Dominic Thiem ensured there would be no big-three lock-out of another grand slam final, but the Austrian played down talk of a breakthrough moment for the next generation ahead of his Australian Open semi-final against Alexander Zverev.
Thiem stunned world number one Rafael Nadal on Wednesday night to reach the last four at a slam for the first time outside of Roland Garros.
The 26-year-old has made the final in Paris for the last two years only to fall to Nadal, and it was the same experience for young Russian Daniil Medvedev at the US Open.
Every current player who has won a grand slam is now aged over 30 and Thiem knows that, even if he beats 22-year-old Zverev, he will need to get past Novak Djokovic to lift his first grand slam trophy.
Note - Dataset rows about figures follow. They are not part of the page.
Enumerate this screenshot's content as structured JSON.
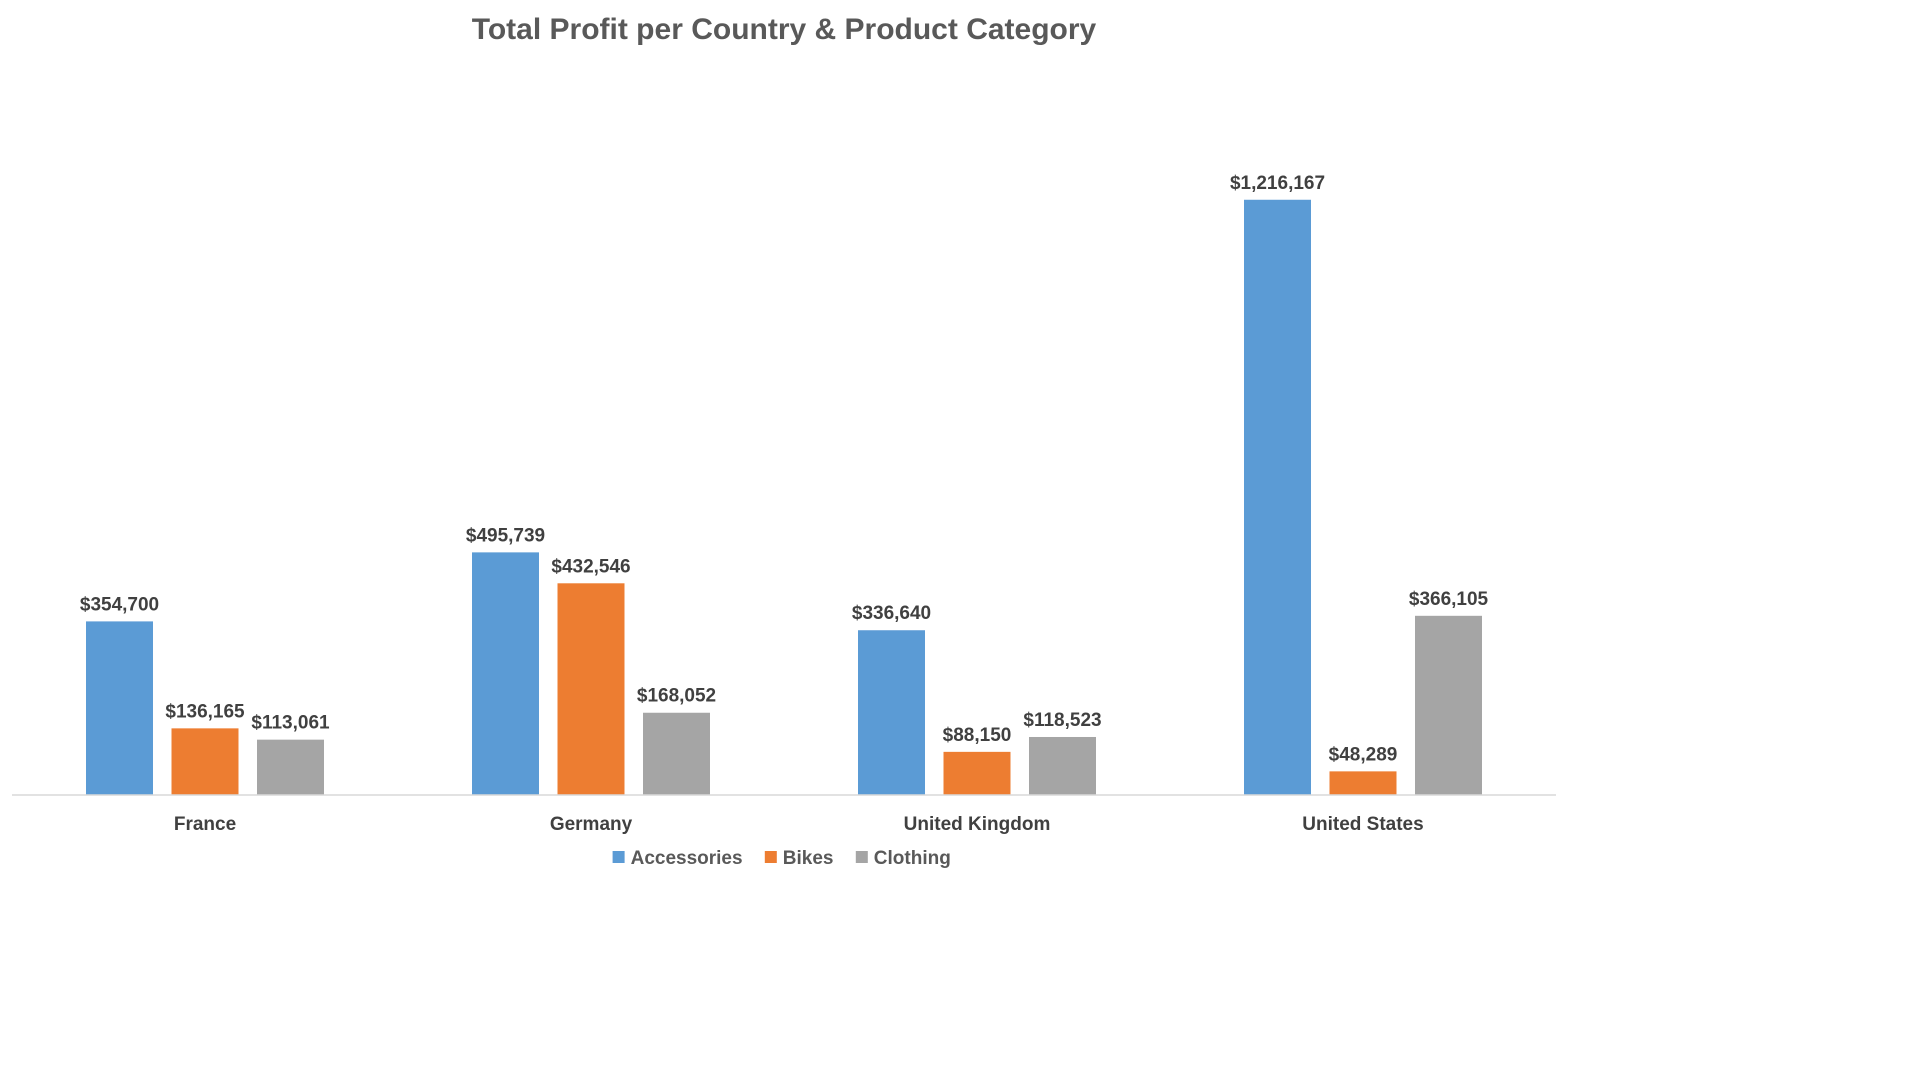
{
  "chart_data": {
    "type": "bar",
    "title": "Total Profit per Country & Product Category",
    "categories": [
      "France",
      "Germany",
      "United Kingdom",
      "United States"
    ],
    "series": [
      {
        "name": "Accessories",
        "color": "#5B9BD5",
        "values": [
          354700,
          495739,
          336640,
          1216167
        ],
        "labels": [
          "$354,700",
          "$495,739",
          "$336,640",
          "$1,216,167"
        ]
      },
      {
        "name": "Bikes",
        "color": "#ED7D31",
        "values": [
          136165,
          432546,
          88150,
          48289
        ],
        "labels": [
          "$136,165",
          "$432,546",
          "$88,150",
          "$48,289"
        ]
      },
      {
        "name": "Clothing",
        "color": "#A5A5A5",
        "values": [
          113061,
          168052,
          118523,
          366105
        ],
        "labels": [
          "$113,061",
          "$168,052",
          "$118,523",
          "$366,105"
        ]
      }
    ],
    "ylim": [
      0,
      1420000
    ],
    "grid": false,
    "legend": "bottom",
    "xlabel": "",
    "ylabel": ""
  }
}
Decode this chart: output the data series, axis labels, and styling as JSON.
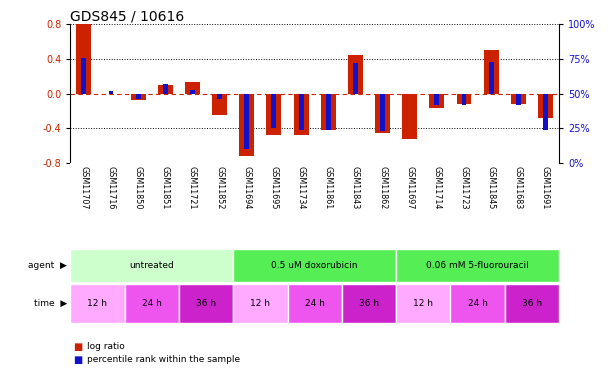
{
  "title": "GDS845 / 10616",
  "samples": [
    "GSM11707",
    "GSM11716",
    "GSM11850",
    "GSM11851",
    "GSM11721",
    "GSM11852",
    "GSM11694",
    "GSM11695",
    "GSM11734",
    "GSM11861",
    "GSM11843",
    "GSM11862",
    "GSM11697",
    "GSM11714",
    "GSM11723",
    "GSM11845",
    "GSM11683",
    "GSM11691"
  ],
  "log_ratio": [
    0.8,
    0.0,
    -0.07,
    0.1,
    0.13,
    -0.25,
    -0.72,
    -0.47,
    -0.48,
    -0.42,
    0.45,
    -0.45,
    -0.52,
    -0.17,
    -0.12,
    0.5,
    -0.12,
    -0.28
  ],
  "percentile_rank_raw": [
    76,
    52,
    46,
    57,
    53,
    46,
    10,
    25,
    24,
    24,
    72,
    23,
    50,
    42,
    42,
    73,
    42,
    24
  ],
  "agent_groups": [
    {
      "label": "untreated",
      "start": 0,
      "end": 6,
      "color": "#ccffcc"
    },
    {
      "label": "0.5 uM doxorubicin",
      "start": 6,
      "end": 12,
      "color": "#55ee55"
    },
    {
      "label": "0.06 mM 5-fluorouracil",
      "start": 12,
      "end": 18,
      "color": "#55ee55"
    }
  ],
  "time_groups": [
    {
      "label": "12 h",
      "start": 0,
      "end": 2,
      "color": "#ffaaff"
    },
    {
      "label": "24 h",
      "start": 2,
      "end": 4,
      "color": "#ee55ee"
    },
    {
      "label": "36 h",
      "start": 4,
      "end": 6,
      "color": "#cc22cc"
    },
    {
      "label": "12 h",
      "start": 6,
      "end": 8,
      "color": "#ffaaff"
    },
    {
      "label": "24 h",
      "start": 8,
      "end": 10,
      "color": "#ee55ee"
    },
    {
      "label": "36 h",
      "start": 10,
      "end": 12,
      "color": "#cc22cc"
    },
    {
      "label": "12 h",
      "start": 12,
      "end": 14,
      "color": "#ffaaff"
    },
    {
      "label": "24 h",
      "start": 14,
      "end": 16,
      "color": "#ee55ee"
    },
    {
      "label": "36 h",
      "start": 16,
      "end": 18,
      "color": "#cc22cc"
    }
  ],
  "ylim": [
    -0.8,
    0.8
  ],
  "yticks": [
    -0.8,
    -0.4,
    0.0,
    0.4,
    0.8
  ],
  "right_yticks": [
    0,
    25,
    50,
    75,
    100
  ],
  "bar_color_red": "#cc2200",
  "bar_color_blue": "#1111cc",
  "dotted_line_color": "#000000",
  "zero_line_color": "#cc2200",
  "background_color": "#ffffff",
  "sample_bg_color": "#cccccc",
  "title_fontsize": 10,
  "tick_fontsize": 7,
  "label_fontsize": 7,
  "bar_width": 0.55,
  "blue_bar_width": 0.18
}
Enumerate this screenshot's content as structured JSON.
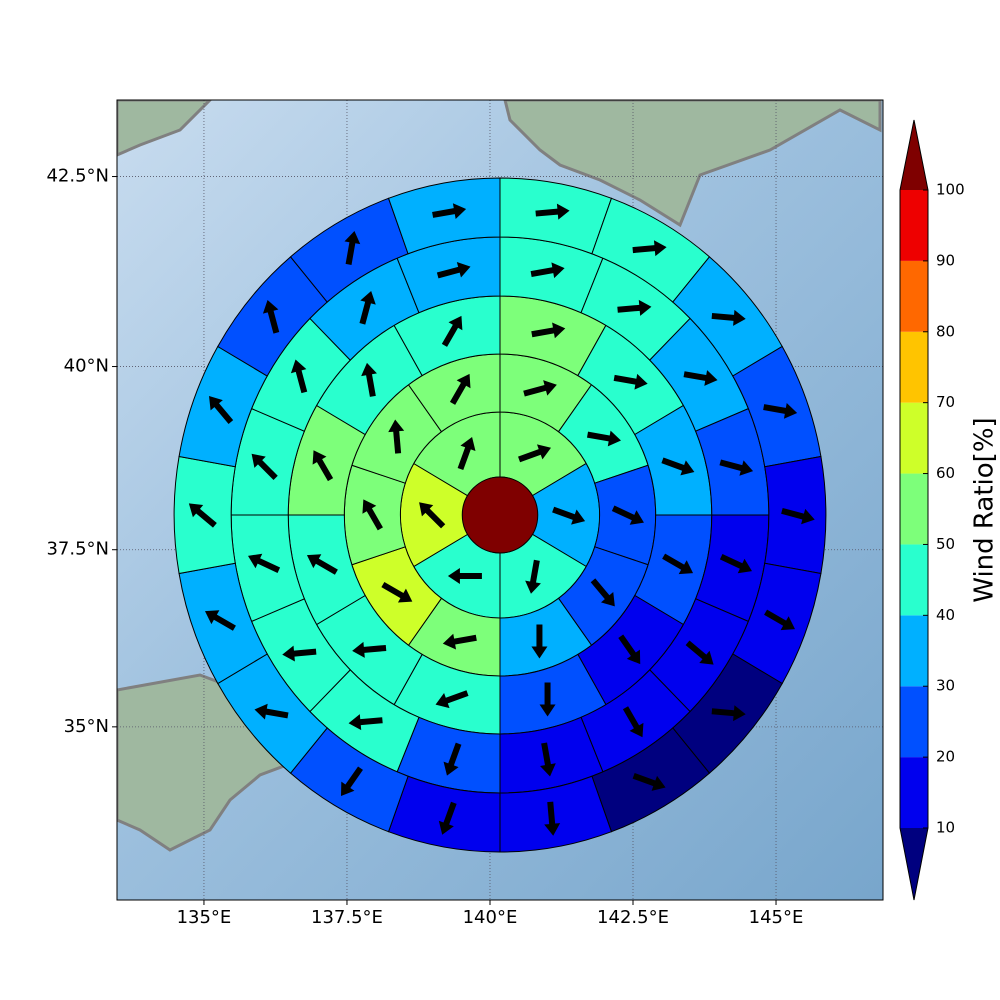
{
  "chart_data": {
    "type": "polar_sector_map",
    "projection": "mercator",
    "xlim": [
      133.48,
      146.87
    ],
    "ylim": [
      32.48,
      43.48
    ],
    "xticks": [
      {
        "value": 135,
        "label": "135°E"
      },
      {
        "value": 137.5,
        "label": "137.5°E"
      },
      {
        "value": 140,
        "label": "140°E"
      },
      {
        "value": 142.5,
        "label": "142.5°E"
      },
      {
        "value": 145,
        "label": "145°E"
      }
    ],
    "yticks": [
      {
        "value": 35,
        "label": "35°N"
      },
      {
        "value": 37.5,
        "label": "37.5°N"
      },
      {
        "value": 40,
        "label": "40°N"
      },
      {
        "value": 42.5,
        "label": "42.5°N"
      }
    ],
    "grid": true,
    "center_value": 100,
    "rings": [
      {
        "values": [
          55,
          35,
          45,
          45,
          65,
          55
        ],
        "directions": [
          70,
          110,
          190,
          270,
          315,
          20
        ]
      },
      {
        "values": [
          55,
          45,
          25,
          25,
          35,
          55,
          65,
          55,
          55,
          55
        ],
        "directions": [
          75,
          100,
          115,
          140,
          180,
          260,
          120,
          330,
          355,
          30
        ]
      },
      {
        "values": [
          55,
          45,
          35,
          25,
          15,
          25,
          45,
          45,
          45,
          55,
          45,
          45
        ],
        "directions": [
          80,
          100,
          110,
          120,
          145,
          180,
          250,
          265,
          300,
          330,
          350,
          30
        ]
      },
      {
        "values": [
          45,
          45,
          35,
          25,
          15,
          15,
          15,
          15,
          25,
          45,
          45,
          45,
          45,
          45,
          35,
          35
        ],
        "directions": [
          80,
          85,
          100,
          105,
          115,
          130,
          150,
          170,
          200,
          265,
          265,
          295,
          315,
          345,
          15,
          75
        ]
      },
      {
        "values": [
          45,
          45,
          35,
          25,
          15,
          15,
          5,
          5,
          15,
          15,
          25,
          35,
          35,
          45,
          35,
          25,
          25,
          35
        ],
        "directions": [
          85,
          85,
          95,
          100,
          105,
          120,
          95,
          110,
          175,
          200,
          215,
          280,
          300,
          310,
          320,
          345,
          10,
          80
        ]
      }
    ],
    "colorbar": {
      "label": "Wind Ratio[%]",
      "levels": [
        10,
        20,
        30,
        40,
        50,
        60,
        70,
        80,
        90,
        100
      ],
      "colors": [
        "#0000ee",
        "#0050ff",
        "#00b0ff",
        "#29ffce",
        "#7dff7a",
        "#ceff29",
        "#ffc400",
        "#ff6800",
        "#ee0000"
      ],
      "under": "#00007f",
      "over": "#7f0000"
    }
  }
}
The fifth seed said: "To really break a barrier, one young player has to win a slam. One of us is going to be in the final. But it's still a very long way to go.
"The other semi-final was still two of the big three. I think we are still a pretty long way from overtaking or from breaking this kind of barrier."
While Thiem is becoming fairly familiar with this stage, it will be a new experience for seventh seed Zverev, who has finally managed to free himself to play his game at a grand slam.
The Russian did not drop a set until his quarter-final against Stan Wawrinka and has found his game again after a difficult 2019 and start to this season.
Zverev has beaten all of the big three in best-of-three-set matches, and he said: "I did beat Stan, who is also a multiple grand slam champion, which gives me a little bit of confidence that I can do it.
"I've done well at other tournaments. I've won Masters Series, World Tour Finals. But the Grand Slams were always the week where I kind of even wanted it too much.
"I was doing things, in a way, too professional. I was not talking to anybody. I wasn't going out with friends. I've changed that a little bit this week.
"I also was playing that bad at ATP Cup that I didn't have any expectations. Maybe this is a stepping stone. Maybe this is how it should happen."
Thiem and Zverev may be treading new ground in Melbourne but they are familiar rivals, with the Austrian having won six of their eight previous meetings.
Thiem said: "We know each other. For me, it's funny because it's the first time in a grand slam semi-final I face a younger guy.
"We're good friends. I'm happy for him, as well, that he's playing so good here. He made his breakthrough at a grand slam.
"We have no secrets from each other. We played so many times, also on very special occasions already, at the ATP Finals, semis, French Open quarters.
"It's a nice rivalry we have. It's great that we add an Australian Open semi-finals to this one."